Synthetic Binary Classification Dataset
NannyML provides a synthetic dataset describing a binary classification problem, to make it easier to test and document its features.
To find out what requirements NannyML has for datasets, check out Data Requirements.
Problem Description
The dataset describes a machine learning model that tries to predict whether an employee will work from home on the next day.
Dataset Description
A sample of the dataset can be seen below.
>>> import nannyml as nml
>>> reference, analysis, analysis_targets = nml.datasets.load_synthetic_binary_classification_dataset()
>>> display(reference.head(3))
distance_from_office |
salary_range |
gas_price_per_litre |
public_transportation_cost |
wfh_prev_workday |
workday |
tenure |
identifier |
work_home_actual |
timestamp |
y_pred_proba |
y_pred |
|
---|---|---|---|---|---|---|---|---|---|---|---|---|
0 |
5.96225 |
40K - 60K € |
2.11948 |
8.56806 |
False |
Friday |
0.212653 |
0 |
1 |
2014-05-09 22:27:20 |
0.99 |
1 |
1 |
0.535872 |
40K - 60K € |
2.3572 |
5.42538 |
True |
Tuesday |
4.92755 |
1 |
0 |
2014-05-09 22:59:32 |
0.07 |
0 |
2 |
1.96952 |
40K - 60K € |
2.36685 |
8.24716 |
False |
Monday |
0.520817 |
2 |
1 |
2014-05-09 23:48:25 |
1 |
1 |
The model uses 7 features:
distance_from_office: A numerical feature. The distance in kilometers from the employee’s house to the workplace.
salary_range: A categorical feature with 4 categories that identify the range the employee’s yearly income falls within.
gas_price_per_litre: A numerical feature. The price of gas per litre close to the employee’s residence.
public_transportation_cost: A numerical feature. The price, in euros, of public transportation from the employee’s residence to the workplace.

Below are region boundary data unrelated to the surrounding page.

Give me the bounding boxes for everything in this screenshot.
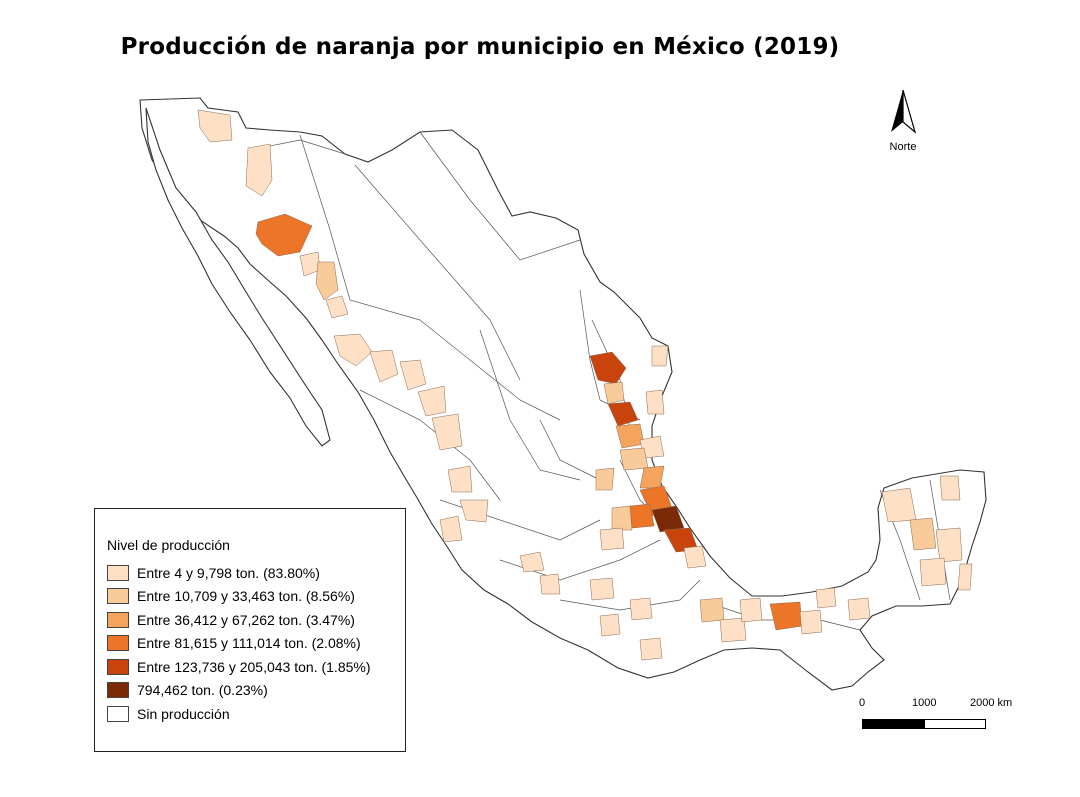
legend-label: Entre 123,736 y 205,043 ton. (1.85%) (137, 658, 371, 675)
legend-label: Entre 4 y 9,798 ton. (83.80%) (137, 564, 320, 581)
legend-item: Entre 123,736 y 205,043 ton. (1.85%) (107, 655, 405, 679)
legend-swatch (107, 705, 129, 722)
legend-title: Nivel de producción (107, 537, 230, 553)
municipalities (197, 109, 973, 661)
legend-item: Sin producción (107, 702, 405, 726)
legend-swatch (107, 658, 129, 675)
legend-swatch (107, 564, 129, 581)
legend-swatch (107, 588, 129, 605)
baja-california (145, 107, 331, 447)
legend-swatch (107, 611, 129, 628)
scale-bar: 0 1000 2000 km (856, 697, 1026, 737)
mexico-mainland (139, 97, 987, 691)
legend-swatch (107, 635, 129, 652)
scale-label-0: 0 (859, 697, 866, 709)
scale-label-2000: 2000 km (970, 697, 1013, 709)
legend-swatch (107, 682, 129, 699)
legend-label: Entre 36,412 y 67,262 ton. (3.47%) (137, 611, 355, 628)
legend-item: Entre 10,709 y 33,463 ton. (8.56%) (107, 585, 405, 609)
scale-label-1000: 1000 (912, 697, 937, 709)
legend-item: Entre 36,412 y 67,262 ton. (3.47%) (107, 608, 405, 632)
north-label: Norte (889, 141, 917, 153)
legend-item: Entre 81,615 y 111,014 ton. (2.08%) (107, 632, 405, 656)
legend-label: Entre 10,709 y 33,463 ton. (8.56%) (137, 588, 355, 605)
legend-label: Entre 81,615 y 111,014 ton. (2.08%) (137, 635, 361, 652)
north-arrow-icon (891, 89, 917, 134)
legend-item: 794,462 ton. (0.23%) (107, 679, 405, 703)
scale-segment-black (862, 719, 924, 729)
legend: Nivel de producción Entre 4 y 9,798 ton.… (94, 508, 406, 752)
scale-segment-white (924, 719, 986, 729)
map-title: Producción de naranja por municipio en M… (120, 34, 840, 60)
legend-label: 794,462 ton. (0.23%) (137, 682, 268, 699)
north-arrow: Norte (880, 88, 926, 153)
legend-item: Entre 4 y 9,798 ton. (83.80%) (107, 561, 405, 585)
legend-label: Sin producción (137, 705, 230, 722)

wfh_prev_workday: A categorical feature with 2 categories, stating whether the employee worked from home the previous workday.

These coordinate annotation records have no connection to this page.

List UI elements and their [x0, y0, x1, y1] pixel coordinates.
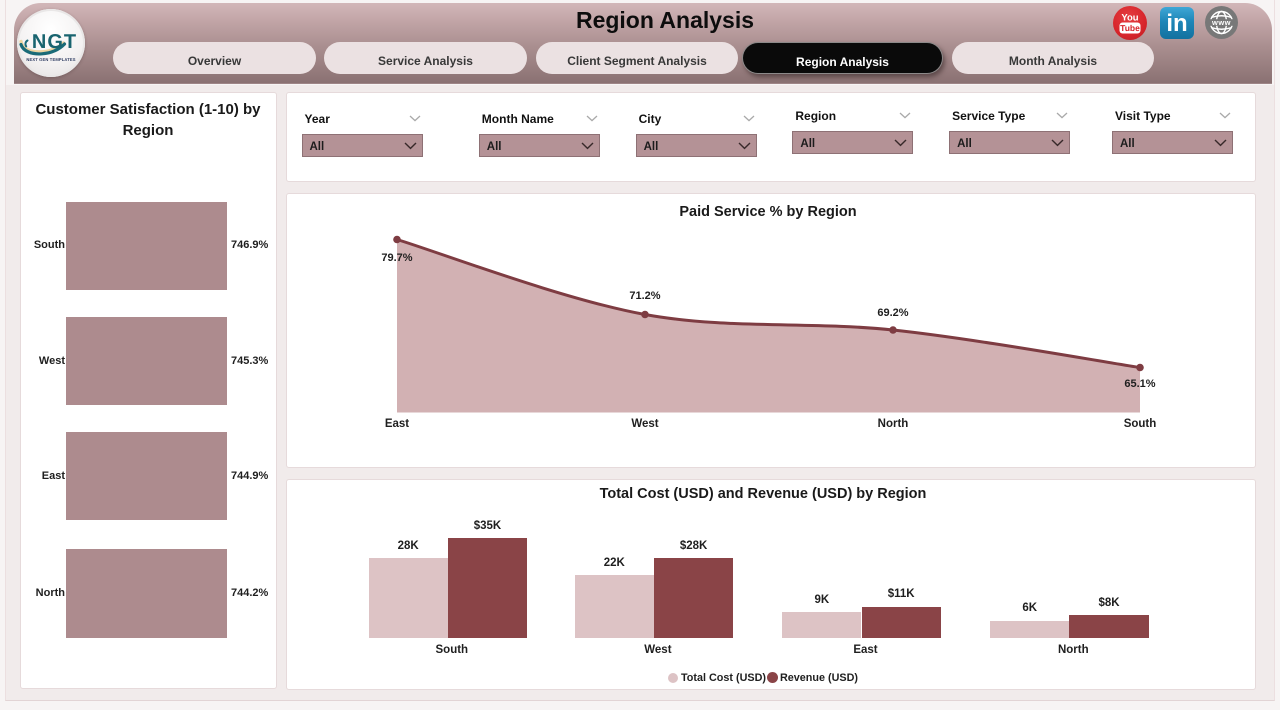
svg-text:www: www: [1211, 18, 1231, 27]
svg-text:You: You: [1121, 13, 1138, 24]
svg-text:Tube: Tube: [1120, 23, 1140, 33]
svg-text:NEXT GEN TEMPLATES: NEXT GEN TEMPLATES: [26, 57, 75, 62]
svg-text:NGT: NGT: [32, 31, 77, 53]
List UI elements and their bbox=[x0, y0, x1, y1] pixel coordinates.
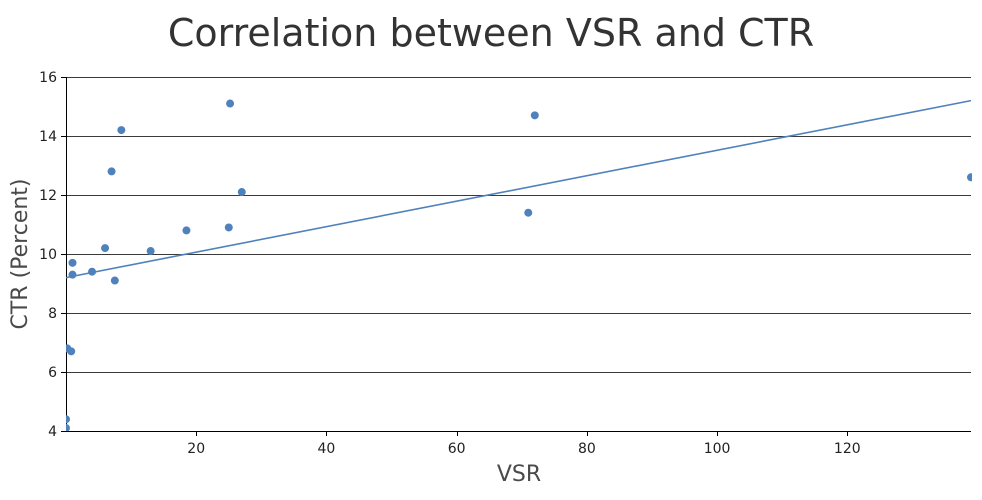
data-point bbox=[101, 244, 110, 253]
gridlines bbox=[66, 77, 971, 373]
y-tick-label: 8 bbox=[48, 306, 57, 322]
trendline-group bbox=[65, 99, 972, 279]
tick-labels: 4 6 8 10 12 14 16 20 40 60 80 100 120 bbox=[39, 70, 860, 457]
data-point bbox=[66, 415, 70, 424]
x-tick-label: 120 bbox=[834, 441, 861, 457]
y-tick-label: 4 bbox=[48, 424, 57, 440]
chart-title: Correlation between VSR and CTR bbox=[168, 11, 814, 55]
data-point bbox=[524, 208, 533, 217]
data-point bbox=[88, 267, 97, 276]
data-point bbox=[110, 276, 119, 285]
data-point bbox=[182, 226, 191, 235]
data-point bbox=[146, 247, 155, 256]
x-tick-label: 100 bbox=[704, 441, 731, 457]
y-tick-label: 14 bbox=[39, 129, 57, 145]
data-point bbox=[66, 424, 70, 431]
y-tick-label: 12 bbox=[39, 188, 57, 204]
y-tick-label: 16 bbox=[39, 70, 57, 86]
y-axis-label: CTR (Percent) bbox=[8, 178, 33, 329]
x-tick-label: 80 bbox=[578, 441, 596, 457]
data-point bbox=[68, 258, 77, 267]
axes bbox=[61, 77, 971, 436]
data-point bbox=[226, 99, 235, 108]
data-point bbox=[967, 173, 972, 182]
x-axis-label: VSR bbox=[497, 462, 541, 487]
data-point bbox=[107, 167, 116, 176]
data-point bbox=[117, 126, 126, 135]
data-point bbox=[237, 188, 246, 197]
trendline bbox=[65, 99, 972, 279]
data-point bbox=[530, 111, 539, 120]
y-tick-label: 6 bbox=[48, 365, 57, 381]
data-point bbox=[224, 223, 233, 232]
data-points bbox=[66, 99, 972, 431]
data-point bbox=[68, 270, 77, 279]
x-tick-label: 60 bbox=[448, 441, 466, 457]
x-tick-label: 20 bbox=[187, 441, 205, 457]
data-point bbox=[67, 347, 76, 356]
y-tick-label: 10 bbox=[39, 247, 57, 263]
x-tick-label: 40 bbox=[318, 441, 336, 457]
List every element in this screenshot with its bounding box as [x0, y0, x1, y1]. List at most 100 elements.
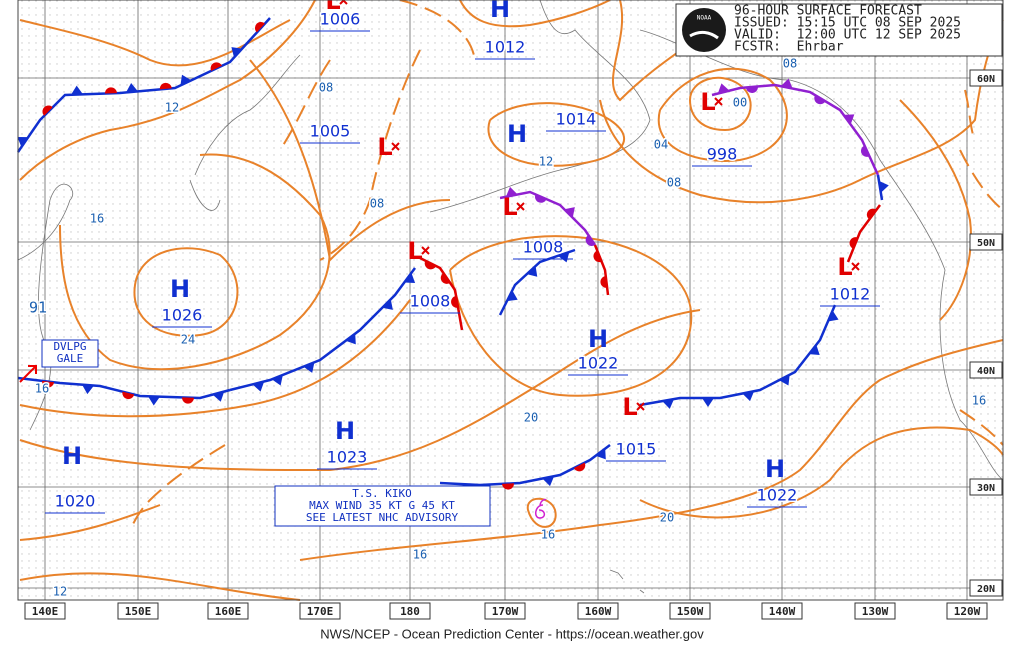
- cold-front-pip: [505, 186, 518, 197]
- isobar-label: 12: [165, 101, 179, 115]
- center-pressure: 1022: [578, 354, 619, 373]
- front-line: [16, 17, 271, 153]
- center-letter: H: [588, 325, 608, 353]
- warm-front-pip: [424, 260, 437, 270]
- cold-front-pip: [778, 374, 790, 386]
- lon-label-bg: [207, 602, 249, 620]
- warm-front-pip: [440, 272, 451, 284]
- isobar-label: 20: [660, 511, 674, 525]
- warm-front-pip: [600, 275, 608, 288]
- cold-front-pip: [717, 83, 730, 94]
- center-letter: H: [490, 0, 510, 23]
- warm-front-pip: [535, 194, 547, 203]
- isobar-label: 16: [90, 212, 104, 226]
- cold-front-pip: [542, 476, 555, 487]
- center-pressure: 1014: [556, 110, 597, 129]
- center-letter: L: [502, 193, 517, 221]
- lon-label-bg: [389, 602, 431, 620]
- header-frame: [675, 3, 1003, 57]
- lon-label: 180: [400, 605, 420, 618]
- lat-label: 40N: [977, 366, 995, 377]
- gale-text: GALE: [57, 352, 84, 365]
- center-letter: H: [62, 442, 82, 470]
- warm-front-pip: [42, 380, 55, 388]
- cold-front-pip: [231, 47, 243, 58]
- header-line: 96-HOUR SURFACE FORECAST: [734, 4, 922, 19]
- lon-label-bg: [761, 602, 803, 620]
- lat-label-bg: [969, 361, 1003, 379]
- logo-text: NOAA: [697, 15, 712, 22]
- center-pressure: 1023: [327, 448, 368, 467]
- cold-front-pip: [808, 344, 820, 355]
- low-marker: [421, 246, 430, 255]
- cold-front-pip: [82, 384, 95, 395]
- low-marker: [391, 142, 400, 151]
- center-pressure: 998: [707, 145, 738, 164]
- lon-label-bg: [484, 602, 526, 620]
- isobar-label: 08: [783, 57, 797, 71]
- center-pressure: 1020: [55, 492, 96, 511]
- center-letter: L: [837, 253, 852, 281]
- cold-front-pip: [271, 374, 283, 386]
- lat-label: 30N: [977, 483, 995, 494]
- kiko-frame: [274, 485, 491, 527]
- lon-label: 160W: [585, 605, 612, 618]
- cold-front-pip: [827, 310, 839, 322]
- cold-front-pip: [148, 396, 161, 406]
- low-marker: [636, 402, 645, 411]
- isobar-label: 91: [29, 299, 47, 317]
- gale-arrow: [19, 365, 37, 383]
- warm-front-pip: [814, 95, 826, 105]
- lon-label: 170E: [307, 605, 334, 618]
- center-pressure: 1008: [523, 238, 564, 257]
- cold-front-pip: [506, 290, 518, 302]
- isobar-label: 16: [972, 394, 986, 408]
- kiko-text: SEE LATEST NHC ADVISORY: [306, 511, 459, 524]
- cold-front-pip: [662, 399, 675, 409]
- cold-front-pip: [526, 266, 538, 277]
- gale-text: DVLPG: [53, 340, 86, 353]
- lon-label: 140E: [32, 605, 59, 618]
- center-pressure: 1022: [757, 486, 798, 505]
- lat-label: 20N: [977, 584, 995, 595]
- warm-front-pip: [860, 145, 870, 157]
- lat-label-bg: [969, 69, 1003, 87]
- header-line: VALID: 12:00 UTC 12 SEP 2025: [734, 28, 961, 43]
- isobar-label: 20: [524, 411, 538, 425]
- isobar-label: 16: [541, 528, 555, 542]
- isobar-label: 08: [319, 81, 333, 95]
- cold-front-pip: [843, 114, 855, 125]
- tropical-storm-symbol: [535, 498, 547, 519]
- center-pressure: 1006: [320, 10, 361, 29]
- cold-front-pip: [252, 381, 265, 392]
- header-line: ISSUED: 15:15 UTC 08 SEP 2025: [734, 16, 961, 31]
- center-letter: H: [170, 275, 190, 303]
- cold-front-pip: [382, 299, 393, 310]
- warm-front-pip: [210, 62, 223, 71]
- cold-front-pip: [70, 85, 83, 95]
- warm-front-pip: [159, 82, 172, 90]
- lon-label-bg: [24, 602, 66, 620]
- center-letter: L: [700, 88, 715, 116]
- cold-front-pip: [564, 207, 575, 218]
- isobar-label: 16: [413, 548, 427, 562]
- center-pressure: 1012: [830, 285, 871, 304]
- header-box: NOAA 96-HOUR SURFACE FORECAST ISSUED: 15…: [675, 3, 1003, 57]
- cold-front-pip: [780, 78, 793, 89]
- lon-label: 120W: [954, 605, 981, 618]
- isobar-label: 08: [667, 176, 681, 190]
- labels: 140E 150E 160E 170E 180 170W 160W 150W 140W 130W 1…: [24, 55, 1003, 620]
- cold-front-pip: [125, 82, 138, 93]
- lat-label-bg: [969, 579, 1003, 597]
- map-frame: [17, 0, 1004, 601]
- warm-front-pip: [122, 391, 135, 400]
- footer: NWS/NCEP - Ocean Prediction Center - htt…: [320, 626, 704, 641]
- warm-front-pip: [849, 237, 858, 249]
- center-pressure: 1012: [485, 38, 526, 57]
- warm-front-pip: [42, 105, 53, 116]
- cold-front-pip: [878, 180, 889, 193]
- header-line: FCSTR: Ehrbar: [734, 40, 844, 55]
- lon-label: 140W: [769, 605, 796, 618]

workday: A categorical feature with 5 categories. The day of the week where we want to predict whether the employee will work from home.

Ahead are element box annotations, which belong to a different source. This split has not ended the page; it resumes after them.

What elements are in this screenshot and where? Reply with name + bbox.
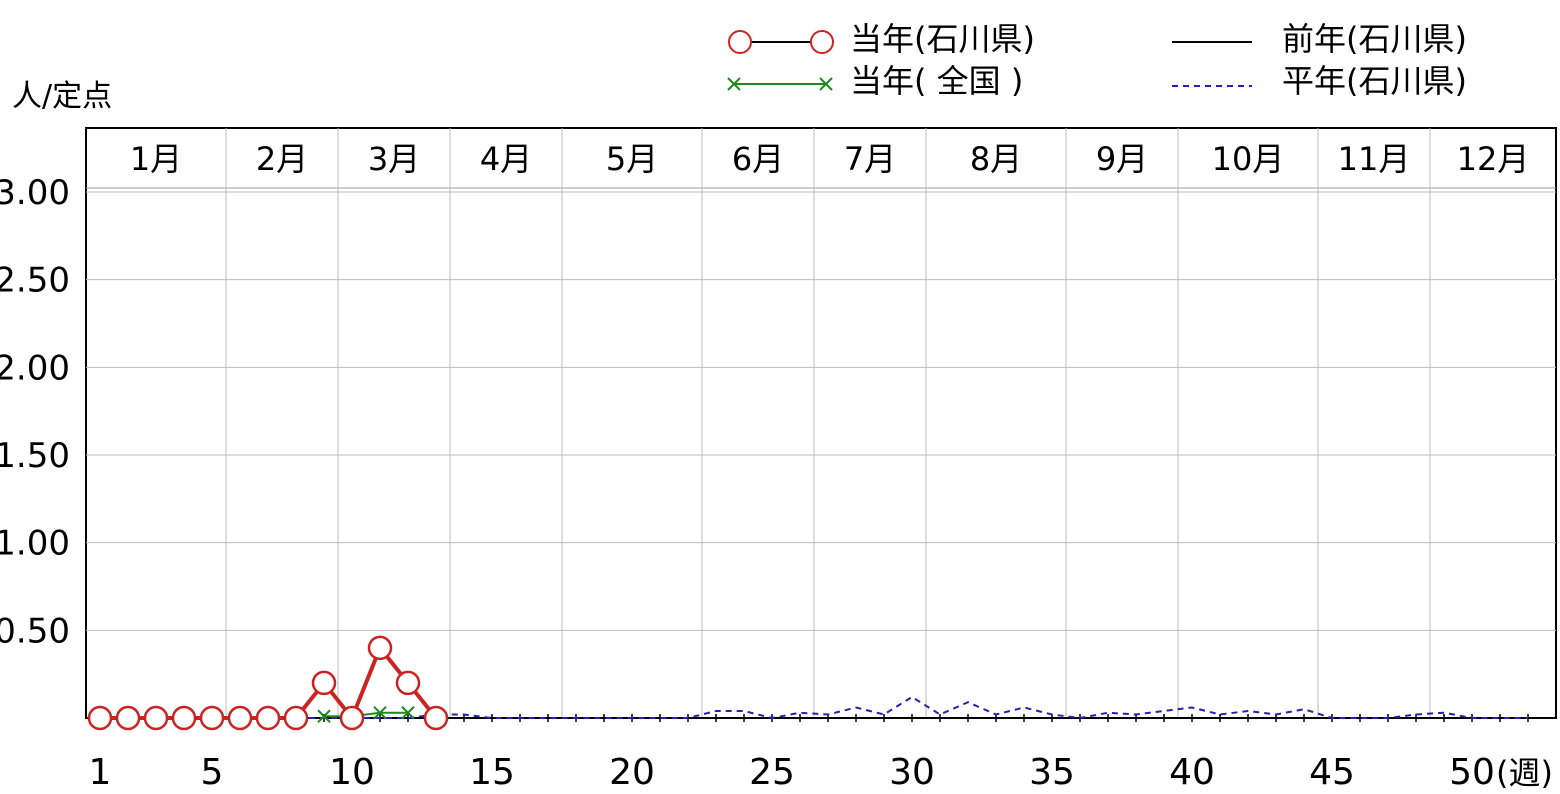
series-point-current-year (255, 705, 281, 731)
y-axis-ticks: 3.00 2.50 2.00 1.50 1.00 0.50 (0, 173, 70, 651)
series-point-current-year (311, 670, 337, 696)
month-label: 3月 (368, 140, 420, 178)
legend-marker-current-year (810, 30, 834, 54)
plot-frame (85, 127, 1557, 719)
legend-marker-national (819, 77, 833, 91)
series-point-current-year (283, 705, 309, 731)
x-tick-label: 40 (1169, 752, 1215, 793)
x-tick-label: 35 (1029, 752, 1075, 793)
legend: 当年(石川県) 当年( 全国 ) 前年(石川県) 平年(石川県) (727, 20, 1467, 100)
legend-label: 当年(石川県) (850, 20, 1035, 58)
y-tick-label: 1.50 (0, 436, 70, 476)
series-point-current-year (199, 705, 225, 731)
series-line-average (100, 695, 1528, 720)
x-axis-label: (週) (1496, 754, 1553, 792)
series-point-national (401, 706, 415, 720)
month-label: 8月 (970, 140, 1022, 178)
x-tick-label: 15 (469, 752, 515, 793)
series-point-national (373, 706, 387, 720)
y-tick-label: 2.50 (0, 261, 70, 301)
legend-label: 当年( 全国 ) (850, 62, 1023, 100)
series-point-current-year (395, 670, 421, 696)
legend-label: 平年(石川県) (1282, 62, 1467, 100)
month-label: 9月 (1096, 140, 1148, 178)
legend-marker-national (727, 77, 741, 91)
month-label: 11月 (1338, 140, 1411, 178)
month-label: 12月 (1457, 140, 1530, 178)
series-point-current-year (339, 705, 365, 731)
y-tick-label: 1.00 (0, 524, 70, 564)
marker-stroke (373, 706, 387, 720)
legend-marker-current-year (728, 30, 752, 54)
series-layer (87, 635, 1528, 731)
series-point-current-year (143, 705, 169, 731)
series-point-national (317, 709, 331, 723)
series-point-current-year (367, 635, 393, 661)
series-point-current-year (115, 705, 141, 731)
x-tick-label: 30 (889, 752, 935, 793)
month-label: 10月 (1212, 140, 1285, 178)
month-label: 2月 (256, 140, 308, 178)
series-point-current-year (87, 705, 113, 731)
month-labels: 1月 2月 3月 4月 5月 6月 7月 8月 9月 10月 11月 12月 (130, 140, 1530, 178)
series-point-current-year (171, 705, 197, 731)
x-tick-label: 20 (609, 752, 655, 793)
grid (85, 127, 1557, 722)
series-line-national (324, 711, 408, 718)
x-tick-label: 5 (201, 752, 224, 793)
y-tick-label: 0.50 (0, 611, 70, 651)
y-tick-label: 2.00 (0, 348, 70, 388)
month-label: 1月 (130, 140, 182, 178)
x-tick-label: 50 (1449, 752, 1495, 793)
x-tick-label: 10 (329, 752, 375, 793)
y-axis-label: 人/定点 (12, 79, 112, 114)
month-label: 7月 (844, 140, 896, 178)
series-point-current-year (423, 705, 449, 731)
month-label: 5月 (606, 140, 658, 178)
marker-stroke (317, 709, 331, 723)
x-tick-label: 25 (749, 752, 795, 793)
month-label: 4月 (480, 140, 532, 178)
y-tick-label: 3.00 (0, 173, 70, 213)
marker-stroke (401, 706, 415, 720)
month-label: 6月 (732, 140, 784, 178)
series-point-current-year (227, 705, 253, 731)
x-axis-ticks: 1 5 10 15 20 25 30 35 40 45 50 (週) (89, 752, 1553, 793)
x-tick-label: 45 (1309, 752, 1355, 793)
legend-label: 前年(石川県) (1282, 20, 1467, 58)
x-tick-label: 1 (89, 752, 112, 793)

tenure: A numerical feature describing how many years the employee has been at the company.
The model predicts the probability of the employee working from home, recorded in the y_pred_proba column. A binary prediction is also available from the y_pred column. The work_home_actual is the Target column describing what actually happened.
There are also two auxiliary columns that are helpful but not used by the monitored model:
identifier: A unique number referencing each employee. This is very useful for joining the target results on the analysis dataset, when we want to compare estimated with realized performace..
timestamp: A date column informing us of the date the prediction was made.